José María Peredo Pombo. Catedrático de Comunicación y Política Internacional de la Universidad Europea de Madrid

Pie de foto: Kamala Harris, senadora demócrata.

El 5 de enero la senadora Elizabeth Warren convocó a varios miles de compromisarios y simpatizantes demócratas en Des Moines, Iowa, en un estratégico y prematuro inicio de precampaña a la Presidencia de Estados Unidos en 2020. Para explorar, desde el simbólico estado donde se convoca tradicionalmente el primer caucus en las campañas electorales, la posibilidad de presentarse como candidata. Quince días después la también senadora demócrata Kamala Harris, de padre jamaicano y madre india, multicultural y diversa como Obama, ha anunciado en Washington su precandidatura a la Presidencia para suceder a Donald Trump. Los demócratas y las demócratas, al unísono y sin importar sexo ni creencia, se han lanzado a la arena electoral, antes incluso de que se abran los colegios, las primarias y los museos, cerrados por falta de acuerdo entre el republicano en minoría de la Casa Blanca y la mayoría de la Cámara de Representantes.

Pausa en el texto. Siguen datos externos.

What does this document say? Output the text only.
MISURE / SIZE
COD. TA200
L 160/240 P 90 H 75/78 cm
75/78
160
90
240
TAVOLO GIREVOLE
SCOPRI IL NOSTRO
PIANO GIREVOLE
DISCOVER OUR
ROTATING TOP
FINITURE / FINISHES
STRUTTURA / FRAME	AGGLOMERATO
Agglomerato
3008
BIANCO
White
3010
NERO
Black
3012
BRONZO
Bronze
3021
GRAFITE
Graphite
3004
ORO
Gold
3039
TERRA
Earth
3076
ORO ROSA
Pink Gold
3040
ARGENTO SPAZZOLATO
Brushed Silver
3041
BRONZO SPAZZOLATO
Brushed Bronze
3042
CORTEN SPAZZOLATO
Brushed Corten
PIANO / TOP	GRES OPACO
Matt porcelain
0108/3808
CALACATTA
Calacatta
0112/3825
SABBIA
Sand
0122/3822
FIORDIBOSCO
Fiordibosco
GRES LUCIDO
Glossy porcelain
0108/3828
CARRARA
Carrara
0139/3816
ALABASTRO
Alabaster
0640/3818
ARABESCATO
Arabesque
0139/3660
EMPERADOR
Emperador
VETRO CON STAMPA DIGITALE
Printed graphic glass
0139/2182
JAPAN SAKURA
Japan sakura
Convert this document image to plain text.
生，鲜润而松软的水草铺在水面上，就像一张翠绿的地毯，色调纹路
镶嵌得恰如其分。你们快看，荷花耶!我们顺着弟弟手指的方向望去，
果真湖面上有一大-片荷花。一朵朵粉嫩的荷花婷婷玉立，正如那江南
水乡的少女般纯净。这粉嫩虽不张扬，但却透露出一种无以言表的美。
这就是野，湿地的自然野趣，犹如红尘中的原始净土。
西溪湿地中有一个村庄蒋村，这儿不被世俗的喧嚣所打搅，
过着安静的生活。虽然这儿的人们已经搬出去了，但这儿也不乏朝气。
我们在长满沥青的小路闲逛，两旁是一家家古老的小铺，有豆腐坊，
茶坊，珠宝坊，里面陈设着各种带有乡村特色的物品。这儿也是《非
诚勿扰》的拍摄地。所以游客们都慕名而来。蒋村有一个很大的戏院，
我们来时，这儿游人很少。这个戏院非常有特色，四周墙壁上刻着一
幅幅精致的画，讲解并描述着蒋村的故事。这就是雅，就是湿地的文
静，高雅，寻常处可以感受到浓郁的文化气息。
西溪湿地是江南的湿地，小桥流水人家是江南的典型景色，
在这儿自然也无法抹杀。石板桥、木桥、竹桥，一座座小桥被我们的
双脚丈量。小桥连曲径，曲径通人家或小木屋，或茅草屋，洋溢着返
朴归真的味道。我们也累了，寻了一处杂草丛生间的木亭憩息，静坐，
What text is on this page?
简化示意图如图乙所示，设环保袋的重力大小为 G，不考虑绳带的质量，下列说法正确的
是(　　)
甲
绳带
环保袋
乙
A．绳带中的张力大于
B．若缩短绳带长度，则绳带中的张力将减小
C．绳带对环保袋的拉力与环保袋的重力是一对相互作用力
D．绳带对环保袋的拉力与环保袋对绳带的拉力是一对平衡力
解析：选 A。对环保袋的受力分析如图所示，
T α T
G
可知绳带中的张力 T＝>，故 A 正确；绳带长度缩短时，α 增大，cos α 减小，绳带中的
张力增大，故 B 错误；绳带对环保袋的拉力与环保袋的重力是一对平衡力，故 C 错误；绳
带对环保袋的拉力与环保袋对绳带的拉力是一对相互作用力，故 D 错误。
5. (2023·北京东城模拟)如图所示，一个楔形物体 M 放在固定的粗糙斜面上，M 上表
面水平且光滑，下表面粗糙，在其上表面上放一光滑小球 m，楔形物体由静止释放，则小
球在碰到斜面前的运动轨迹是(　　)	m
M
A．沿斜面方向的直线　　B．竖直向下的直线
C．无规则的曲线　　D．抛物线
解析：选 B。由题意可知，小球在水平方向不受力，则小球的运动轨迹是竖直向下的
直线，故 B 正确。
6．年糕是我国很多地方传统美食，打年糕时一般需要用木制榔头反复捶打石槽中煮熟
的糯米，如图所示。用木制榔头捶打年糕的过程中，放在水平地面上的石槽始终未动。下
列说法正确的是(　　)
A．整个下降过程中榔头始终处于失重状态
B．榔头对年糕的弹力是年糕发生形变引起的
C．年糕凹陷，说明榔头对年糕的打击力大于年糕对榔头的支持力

Algunas otras y otros políticos demócratas han iniciado también la carrera para relevar a Trump y devolver al pueblo americano, sin conflicto de género, a la senda del internacionalismo, la globalización y la igualdad de oportunidades. Para añadir al América First un sustantivo que defina mejor el concepto para lo que resta del siglo: la democracia, primero.

La democracia es la esencia perdida de este mandato. Las instituciones, la ley, los pareceres, las opiniones, los intereses transparentes, los aliados democráticos, la prensa, las elecciones libres, la expresión libre, la libertad. Y en las elecciones de 2020, la mujer. La gran protagonista sin quererlo de la campaña de 2016. La asignatura pendiente en los regímenes iliberales. La perseguida en territorios autocráticos. La gran ausente en algunas democracias consolidadas y llenas de Casados y Sánchez; de Riveras e Iglesias; de Errejones y Abascales; de Morenos y Bonillas. La gran derrotada del Brexit en el Parlamento inglés.

Los demócratas y las demócratas en Estados Unidos se han vuelto a subir a los tiempos que corren y van a proponer que las mujeres que se dedican a la política en el mundo asuman que no hay género para las ideas en democracia. Y mucho me temo que en esta ocasión nadie lo va a parar.